Сильный организм Герцога исподволь боролся с ипохондрией. В начале июня, когда общее пробуждение жизни поселяет во многих тревогу и при взгляде на молодые розы — хотя бы и в витрине магазина — люди вспоминают о своих болячках, о бесплодии и смерти, в эту пору Герцог решил обследоваться. Он отправился в Вестсайд против Центрального парка к доктору Эммериху, престарелому беженцу. Пахнущий старостью неряшливый привратник в фуражке балканской кампании начала века провел его в осыпающуюся сводчатую приемную. В тревожной, зловеще зеленой смотровой комнате Герцог разделся; темные стены казались распухшими от хвори, подтачивающей старые нью-йоркские дома. Он не был крупным мужчиной, но он крепко сбит, тяжелая деревенская работа развила его мышцы. Он потешился мускулатурой, широкими и сильными кистями рук, гладкостью кожи, но, взглянув на себя со стороны, он ужаснулся роли самодовольного молодящегося старика. Старый дурак, выругал он себя и отвел глаза от зеркала, седеющий, с веселыми и горькими морщинами. Сквозь жалюзи он выглянул в парк, увидел бурые слюдистые камни и жизнерадостный трепет июньской зелени. Скоро листья разлапятся, Нью-Йорк пригасит краски сажей, и вид будет скучный. Но пока кругом благолепие, всякая мелочь радуется — веточки, зеленые жальца и нежные припухлости. Красота не людских рук дело.
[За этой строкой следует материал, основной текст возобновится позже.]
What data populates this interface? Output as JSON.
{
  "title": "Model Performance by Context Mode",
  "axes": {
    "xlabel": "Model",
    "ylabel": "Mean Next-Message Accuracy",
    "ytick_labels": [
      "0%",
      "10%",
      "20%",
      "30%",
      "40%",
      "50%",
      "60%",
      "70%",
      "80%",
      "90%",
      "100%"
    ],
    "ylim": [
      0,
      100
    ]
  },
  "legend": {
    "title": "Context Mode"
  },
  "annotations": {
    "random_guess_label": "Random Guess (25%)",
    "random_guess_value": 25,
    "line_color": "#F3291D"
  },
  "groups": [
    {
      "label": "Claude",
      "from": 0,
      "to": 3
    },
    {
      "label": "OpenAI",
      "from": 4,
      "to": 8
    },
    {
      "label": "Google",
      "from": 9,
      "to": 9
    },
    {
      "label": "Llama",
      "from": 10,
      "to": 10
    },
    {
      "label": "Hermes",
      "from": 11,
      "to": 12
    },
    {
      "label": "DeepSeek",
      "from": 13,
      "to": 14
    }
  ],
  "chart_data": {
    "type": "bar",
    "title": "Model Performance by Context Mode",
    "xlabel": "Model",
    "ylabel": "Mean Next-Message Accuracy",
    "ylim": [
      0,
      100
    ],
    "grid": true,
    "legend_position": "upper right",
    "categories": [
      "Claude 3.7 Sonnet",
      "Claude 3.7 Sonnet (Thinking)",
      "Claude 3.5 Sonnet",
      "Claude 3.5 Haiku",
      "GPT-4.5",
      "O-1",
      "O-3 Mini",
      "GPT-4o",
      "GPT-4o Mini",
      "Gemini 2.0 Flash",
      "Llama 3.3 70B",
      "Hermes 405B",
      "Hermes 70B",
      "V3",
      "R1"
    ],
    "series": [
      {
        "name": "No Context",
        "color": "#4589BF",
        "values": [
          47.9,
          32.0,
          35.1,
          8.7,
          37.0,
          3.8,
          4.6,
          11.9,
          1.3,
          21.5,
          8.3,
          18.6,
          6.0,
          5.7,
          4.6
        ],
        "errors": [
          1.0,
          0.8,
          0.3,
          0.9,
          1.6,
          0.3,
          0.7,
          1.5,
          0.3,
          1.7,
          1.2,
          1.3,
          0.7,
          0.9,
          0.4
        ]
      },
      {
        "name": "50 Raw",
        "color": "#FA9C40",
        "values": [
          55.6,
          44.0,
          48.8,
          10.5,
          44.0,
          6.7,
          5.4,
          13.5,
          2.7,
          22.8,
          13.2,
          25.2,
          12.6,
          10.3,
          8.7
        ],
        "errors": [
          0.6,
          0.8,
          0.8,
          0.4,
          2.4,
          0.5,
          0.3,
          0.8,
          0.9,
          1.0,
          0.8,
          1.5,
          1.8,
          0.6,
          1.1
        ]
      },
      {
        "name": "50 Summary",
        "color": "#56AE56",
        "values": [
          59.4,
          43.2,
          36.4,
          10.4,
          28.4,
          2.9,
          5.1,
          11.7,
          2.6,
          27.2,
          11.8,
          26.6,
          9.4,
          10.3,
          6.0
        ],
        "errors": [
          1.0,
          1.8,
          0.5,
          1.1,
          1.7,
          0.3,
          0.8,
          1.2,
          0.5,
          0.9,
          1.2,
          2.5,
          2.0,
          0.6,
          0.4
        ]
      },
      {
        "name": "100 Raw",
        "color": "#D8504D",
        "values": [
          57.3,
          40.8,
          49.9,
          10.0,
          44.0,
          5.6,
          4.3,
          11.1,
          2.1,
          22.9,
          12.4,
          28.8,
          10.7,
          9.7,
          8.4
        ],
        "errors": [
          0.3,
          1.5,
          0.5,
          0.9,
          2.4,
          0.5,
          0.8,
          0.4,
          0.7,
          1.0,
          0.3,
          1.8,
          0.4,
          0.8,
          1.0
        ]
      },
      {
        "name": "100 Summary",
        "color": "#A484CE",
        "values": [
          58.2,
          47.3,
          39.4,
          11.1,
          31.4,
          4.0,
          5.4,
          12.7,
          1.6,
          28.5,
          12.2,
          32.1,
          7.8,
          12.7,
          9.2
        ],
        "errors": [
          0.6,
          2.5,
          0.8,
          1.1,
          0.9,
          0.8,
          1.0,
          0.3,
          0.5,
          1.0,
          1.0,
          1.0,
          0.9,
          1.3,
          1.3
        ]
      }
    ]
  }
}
Сгорбленный, но расторопный доктор Эммерих осмотрел его, простукал грудь и спину, посветил зайчиком в глаза, взял кровь, ощупал предстательную железу, оплел проводами для электрокардиограммы.
— Ну что, вы здоровый человек, не как в двадцать один год, но еще крепкий.
Конечно, Герцог выслушал это с удовольствием, но осталась некоторая досада. Он рассчитывал на какую-нибудь такую болезнь. что ненадолго уложит его в больницу. И не надо будет заботиться о себе. Более или менее отдалившиеся братья разом слетятся к нему, и, может, за ним походит сестра Хелен. Семья возместит расходы и содержание Марко и Джун. Теперь на это надеяться нечего. Если не считать дрянь, которую он подхватил в Польше, у него хорошее здоровье, да и та излеченная дрянь ничего страшного собой не представляла. Виновато, скорее всего, было его душевное состояние, депрессия и усталость, а не Ванда. Страшно вспомнить тот день, когда он решил, что это гонорея. Надо написать Ванде, подумал он, заправляя рубашку и застегивая пуговицы на рукавах.
— Так что же с вами происходит? — сказал доктор Эммерих. Седой узколицый старик проницательно заглянул ему в глаза. Герцог вроде бы понял его мысль. В этом задрипанном кабинете, внушал ему доктор, он смотрит действительно немощных, безнадежно больных людей, обреченных женщин, умирающих мужчин. Что Герцогу-то от него надо?
— Вы очень возбуждены, — сказал Эммерих.
— Совершенно верно: возбужден.
— Хотите попринимать милтаун[10]? Или змеиный корень? На бессонницу не жалуетесь?
— В общем, нет, — сказал Герцог. — Мысли у меня ни на чем не задерживаются.
— Может, я вам порекомендую психиатра?
— Не надо, психиатрией я сыт по горло.